The many benchmarking trips we make abroad to top universities never translate to anything on the ground. Halls of residents are no longer tranquil places for relaxing after a good day in college.

As recent newspaper reports have shown, poor, deserving students have to bribe to get a room in noisy hostels where students cook their meagre meals and drunken, drugged goons intimidate others, as young girls are picked up in huge limousines by men twice their age.

Classrooms are unpainted and dusty, with broken chairs, and rarely have sockets. There is not a single smart classroom at a public university in Kenya.

Toilets are few and far between, are often locked and with no toilet paper. No one talks about the students-toilet ratio.

These are all pointers that we have failed in management. A good environment encourages learning by creating a conducive environment for it to occur.

No meaningful learning can take place in slum-like, even brothel-like, circumstances. We have to do better for our college students.

It is not true that poverty can deny us even the most basic necessities in higher education. If we can’t afford to maintain sit-on toilets, let’s have working Indian toilets with adequate water.

Outside of university are employers who love papers even if they are unrelated to aptitude or performance, further complicating the education system.

If students know that they just need a master’s degree to get a promotion, there will be no motivation to pursue learning with passion.

Promotion must be based on ability to perform, not papers. It would greatly help if employers desisted from focusing on paper qualification and began to consider ability and passion for the jobs they seek to fill.

Since independence, we have kept on falsely telling ourselves that we have capacity to manage our affairs.

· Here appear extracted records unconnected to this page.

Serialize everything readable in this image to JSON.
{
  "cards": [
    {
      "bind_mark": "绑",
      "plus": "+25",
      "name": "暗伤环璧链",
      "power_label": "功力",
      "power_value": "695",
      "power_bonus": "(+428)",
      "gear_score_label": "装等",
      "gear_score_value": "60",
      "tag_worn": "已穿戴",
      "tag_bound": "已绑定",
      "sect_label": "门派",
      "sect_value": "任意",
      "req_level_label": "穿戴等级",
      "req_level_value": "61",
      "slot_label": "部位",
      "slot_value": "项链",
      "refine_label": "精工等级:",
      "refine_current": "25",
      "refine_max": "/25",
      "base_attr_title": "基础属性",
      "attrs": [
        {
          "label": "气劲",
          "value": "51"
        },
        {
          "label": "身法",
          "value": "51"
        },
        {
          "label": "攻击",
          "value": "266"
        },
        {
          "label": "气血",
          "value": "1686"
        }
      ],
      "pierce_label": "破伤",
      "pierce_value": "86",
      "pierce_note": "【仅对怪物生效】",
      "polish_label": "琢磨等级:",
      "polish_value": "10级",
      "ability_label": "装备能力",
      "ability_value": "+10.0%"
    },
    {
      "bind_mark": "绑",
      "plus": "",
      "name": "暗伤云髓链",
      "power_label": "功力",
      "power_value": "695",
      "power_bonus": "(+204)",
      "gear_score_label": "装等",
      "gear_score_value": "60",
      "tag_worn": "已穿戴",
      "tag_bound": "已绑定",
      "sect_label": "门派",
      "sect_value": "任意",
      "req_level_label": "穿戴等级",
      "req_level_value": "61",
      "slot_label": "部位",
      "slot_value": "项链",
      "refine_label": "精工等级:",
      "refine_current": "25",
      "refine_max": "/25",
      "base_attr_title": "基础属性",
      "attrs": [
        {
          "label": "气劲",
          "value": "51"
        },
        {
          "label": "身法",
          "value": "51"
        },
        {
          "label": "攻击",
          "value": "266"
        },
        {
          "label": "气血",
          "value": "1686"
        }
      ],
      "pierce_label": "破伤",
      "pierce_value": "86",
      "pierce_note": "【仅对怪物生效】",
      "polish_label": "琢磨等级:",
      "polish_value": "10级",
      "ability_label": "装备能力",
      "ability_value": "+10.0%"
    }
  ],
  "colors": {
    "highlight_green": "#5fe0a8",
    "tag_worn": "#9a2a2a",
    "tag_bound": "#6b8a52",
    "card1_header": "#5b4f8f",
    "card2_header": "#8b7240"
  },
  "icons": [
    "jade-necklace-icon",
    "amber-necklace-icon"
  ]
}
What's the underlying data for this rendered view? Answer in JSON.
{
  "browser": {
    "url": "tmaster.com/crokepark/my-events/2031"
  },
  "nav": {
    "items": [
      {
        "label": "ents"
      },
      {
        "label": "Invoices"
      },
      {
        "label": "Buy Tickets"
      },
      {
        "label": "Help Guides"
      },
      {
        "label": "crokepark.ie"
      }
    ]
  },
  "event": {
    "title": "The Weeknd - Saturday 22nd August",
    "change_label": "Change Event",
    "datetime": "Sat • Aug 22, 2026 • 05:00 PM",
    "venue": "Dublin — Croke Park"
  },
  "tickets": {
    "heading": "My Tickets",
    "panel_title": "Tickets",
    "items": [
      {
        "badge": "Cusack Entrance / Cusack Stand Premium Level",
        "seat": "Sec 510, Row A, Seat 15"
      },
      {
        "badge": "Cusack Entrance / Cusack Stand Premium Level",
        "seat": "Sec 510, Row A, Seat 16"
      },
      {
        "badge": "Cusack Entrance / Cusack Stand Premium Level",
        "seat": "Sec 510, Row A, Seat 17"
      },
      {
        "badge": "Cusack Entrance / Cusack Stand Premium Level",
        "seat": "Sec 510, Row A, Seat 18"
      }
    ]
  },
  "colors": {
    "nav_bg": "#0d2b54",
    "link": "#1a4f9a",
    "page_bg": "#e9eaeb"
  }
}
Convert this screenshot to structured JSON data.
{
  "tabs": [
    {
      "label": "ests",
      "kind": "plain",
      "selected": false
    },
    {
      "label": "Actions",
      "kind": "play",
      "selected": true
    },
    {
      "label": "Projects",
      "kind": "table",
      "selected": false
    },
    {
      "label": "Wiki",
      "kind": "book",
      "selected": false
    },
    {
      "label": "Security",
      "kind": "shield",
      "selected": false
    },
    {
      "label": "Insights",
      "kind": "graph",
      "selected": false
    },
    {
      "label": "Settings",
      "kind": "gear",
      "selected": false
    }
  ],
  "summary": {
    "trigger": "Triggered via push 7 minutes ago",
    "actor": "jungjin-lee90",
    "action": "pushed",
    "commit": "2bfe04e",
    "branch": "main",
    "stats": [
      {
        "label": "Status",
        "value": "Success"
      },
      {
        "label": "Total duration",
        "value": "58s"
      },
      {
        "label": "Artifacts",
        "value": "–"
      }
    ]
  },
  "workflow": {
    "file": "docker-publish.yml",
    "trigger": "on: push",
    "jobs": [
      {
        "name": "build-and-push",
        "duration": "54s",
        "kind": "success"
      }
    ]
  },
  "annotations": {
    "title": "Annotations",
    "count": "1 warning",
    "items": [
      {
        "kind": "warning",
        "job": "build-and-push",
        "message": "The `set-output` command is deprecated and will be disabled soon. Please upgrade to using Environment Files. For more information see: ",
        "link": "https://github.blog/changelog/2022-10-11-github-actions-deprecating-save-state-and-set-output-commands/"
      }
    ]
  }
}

When shall we know that we are not doing well and seek great administrators from elsewhere in the world?

The US does this and that is why they lead the world in research output and innovative capability.

For now, we need to begin new, disruptive innovation to introduce self-based learning that enables learners to enjoy the process and arouses the greater curiosity becomes the basis of research.

The current paradigm of education must change for this to happen.